Structural equation models can be thought of as combining path analysis with latent variables. Singh-Manoux and colleagues emphasize the advantages of the path analysis aspect but the incorporation of latent variables is at least as important. Indeed, Muthén6 argues that the notion of latent variables, when expanded to include latent categorical variables, subsumes a wide range of statistical concepts and their associated methods of analysis. These include random effects, multilevel models, growth curve models, latent class analysis, and cluster analysis. His general latent variable modelling framework may already contain most of the tools needed for a life course approach and surely that is an appealing prospect.
References
1 Ben-Shlomo Y, Kuh D. A life course approach to chronic disease epidemiology: conceptual models, empirical challenges and interdisciplinary perspectives. Int J Epidemiol 2002;31:28593.

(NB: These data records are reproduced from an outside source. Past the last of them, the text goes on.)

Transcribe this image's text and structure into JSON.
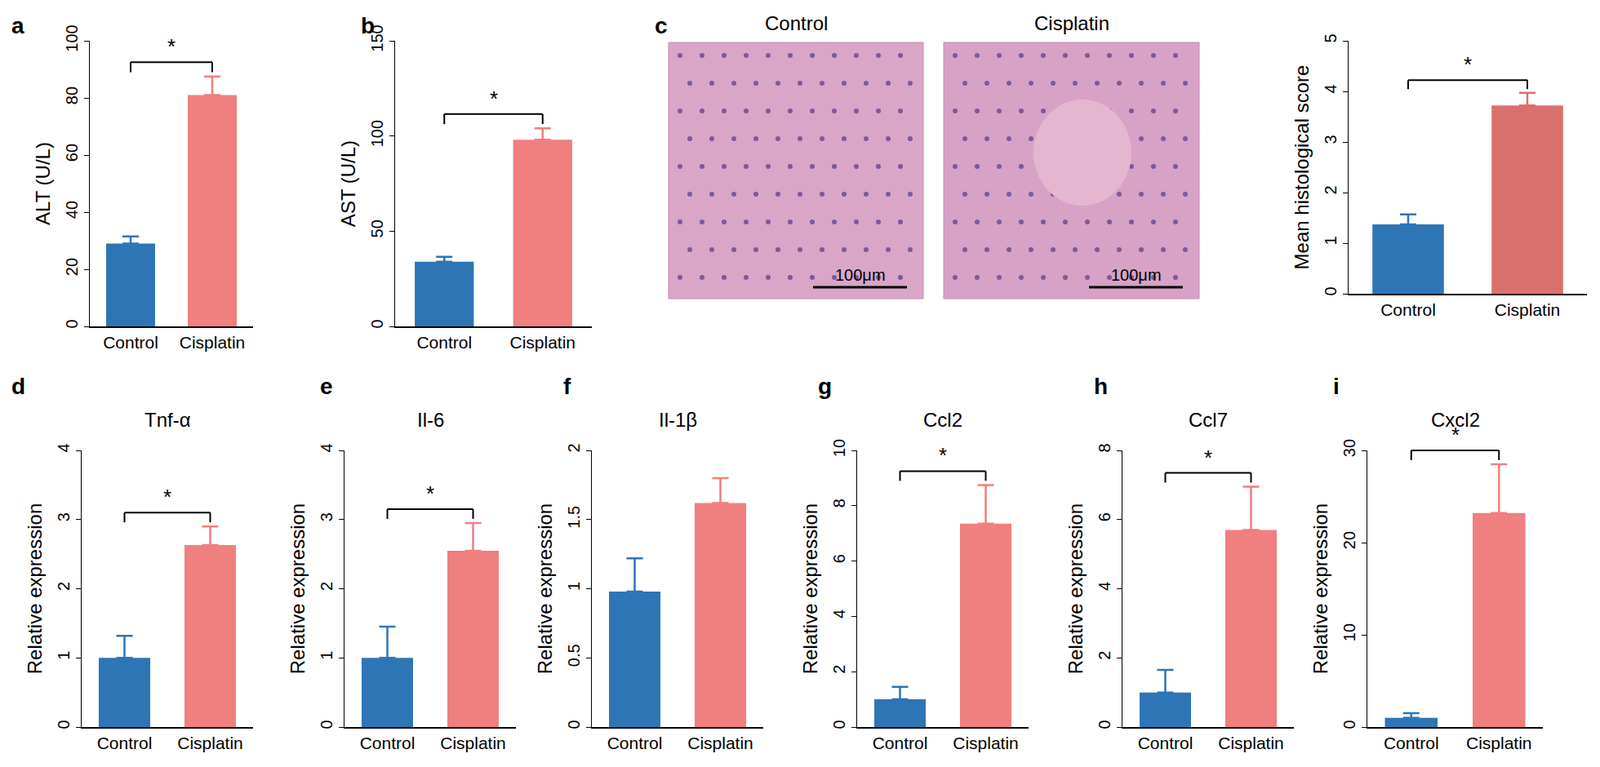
{
  "chart_data": [
    {
      "type": "bar",
      "panel": "a",
      "y_label": "ALT (U/L)",
      "categories": [
        "Control",
        "Cisplatin"
      ],
      "values": [
        29,
        81
      ],
      "errors": [
        2.5,
        6.5
      ],
      "colors": [
        "#2e75b6",
        "#f07f7f"
      ],
      "ylim": [
        0,
        100
      ],
      "yticks": [
        0,
        20,
        40,
        60,
        80,
        100
      ],
      "significance": "*"
    },
    {
      "type": "bar",
      "panel": "b",
      "y_label": "AST (U/L)",
      "categories": [
        "Control",
        "Cisplatin"
      ],
      "values": [
        34,
        98
      ],
      "errors": [
        2.5,
        6
      ],
      "colors": [
        "#2e75b6",
        "#f07f7f"
      ],
      "ylim": [
        0,
        150
      ],
      "yticks": [
        0,
        50,
        100,
        150
      ],
      "significance": "*"
    },
    {
      "type": "bar",
      "y_label": "Mean histological score",
      "categories": [
        "Control",
        "Cisplatin"
      ],
      "values": [
        1.37,
        3.72
      ],
      "errors": [
        0.2,
        0.25
      ],
      "colors": [
        "#2e75b6",
        "#d9706e"
      ],
      "ylim": [
        0,
        5
      ],
      "yticks": [
        0,
        1,
        2,
        3,
        4,
        5
      ],
      "significance": "*"
    },
    {
      "type": "bar",
      "panel": "d",
      "title": "Tnf-α",
      "y_label": "Relative expression",
      "categories": [
        "Control",
        "Cisplatin"
      ],
      "values": [
        1.0,
        2.63
      ],
      "errors": [
        0.32,
        0.27
      ],
      "colors": [
        "#2e75b6",
        "#f07f7f"
      ],
      "ylim": [
        0,
        4
      ],
      "yticks": [
        0,
        1,
        2,
        3,
        4
      ],
      "significance": "*"
    },
    {
      "type": "bar",
      "panel": "e",
      "title": "Il-6",
      "y_label": "Relative expression",
      "categories": [
        "Control",
        "Cisplatin"
      ],
      "values": [
        1.0,
        2.55
      ],
      "errors": [
        0.45,
        0.4
      ],
      "colors": [
        "#2e75b6",
        "#f07f7f"
      ],
      "ylim": [
        0,
        4
      ],
      "yticks": [
        0,
        1,
        2,
        3,
        4
      ],
      "significance": "*"
    },
    {
      "type": "bar",
      "panel": "f",
      "title": "Il-1β",
      "y_label": "Relative expression",
      "categories": [
        "Control",
        "Cisplatin"
      ],
      "values": [
        0.98,
        1.62
      ],
      "errors": [
        0.24,
        0.18
      ],
      "colors": [
        "#2e75b6",
        "#f07f7f"
      ],
      "ylim": [
        0,
        2
      ],
      "yticks": [
        0,
        0.5,
        1,
        1.5,
        2
      ]
    },
    {
      "type": "bar",
      "panel": "g",
      "title": "Ccl2",
      "y_label": "Relative expression",
      "categories": [
        "Control",
        "Cisplatin"
      ],
      "values": [
        1.0,
        7.35
      ],
      "errors": [
        0.45,
        1.4
      ],
      "colors": [
        "#2e75b6",
        "#f07f7f"
      ],
      "ylim": [
        0,
        10
      ],
      "yticks": [
        0,
        2,
        4,
        6,
        8,
        10
      ],
      "significance": "*"
    },
    {
      "type": "bar",
      "panel": "h",
      "title": "Ccl7",
      "y_label": "Relative expression",
      "categories": [
        "Control",
        "Cisplatin"
      ],
      "values": [
        1.0,
        5.7
      ],
      "errors": [
        0.65,
        1.25
      ],
      "colors": [
        "#2e75b6",
        "#f07f7f"
      ],
      "ylim": [
        0,
        8
      ],
      "yticks": [
        0,
        2,
        4,
        6,
        8
      ],
      "significance": "*"
    },
    {
      "type": "bar",
      "panel": "i",
      "title": "Cxcl2",
      "y_label": "Relative expression",
      "categories": [
        "Control",
        "Cisplatin"
      ],
      "values": [
        1.0,
        23.2
      ],
      "errors": [
        0.5,
        5.3
      ],
      "colors": [
        "#2e75b6",
        "#f07f7f"
      ],
      "ylim": [
        0,
        30
      ],
      "yticks": [
        0,
        10,
        20,
        30
      ],
      "significance": "*"
    }
  ],
  "histology": {
    "panel": "c",
    "images": [
      {
        "label": "Control",
        "scale_bar": "100μm"
      },
      {
        "label": "Cisplatin",
        "scale_bar": "100μm"
      }
    ]
  }
}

2 Singh-Manoux A, Clarke P, Marmot M. Multiple measures of socioeconomic position and psychosocial health: proximal and distal measures. Int J Epidemiol 2002;31:119299.
3 Schumacker RE, Marcoulides GA (eds). Interaction and Nonlinear Effects in Structural Equation Modeling. Fullerton: California State University, 1998.
4 Neale MC. Mx: Statistical Modeling. 2nd Edn. Box 710 MCV, Richmond, VA 23298: Department of Psychiatry 1994. http://www.vcu.edu/mx/mxkey.html Acknowledgements (3 September 2002).
5 Muthén LK, Muthén BO. Mplus Users Guide. Los Angeles, CA: Muthén & Muthén, 19982001.
6 Muthén BO. Beyond SEM: general latent variable modelling. Behaviormetrika 2002;29:81117.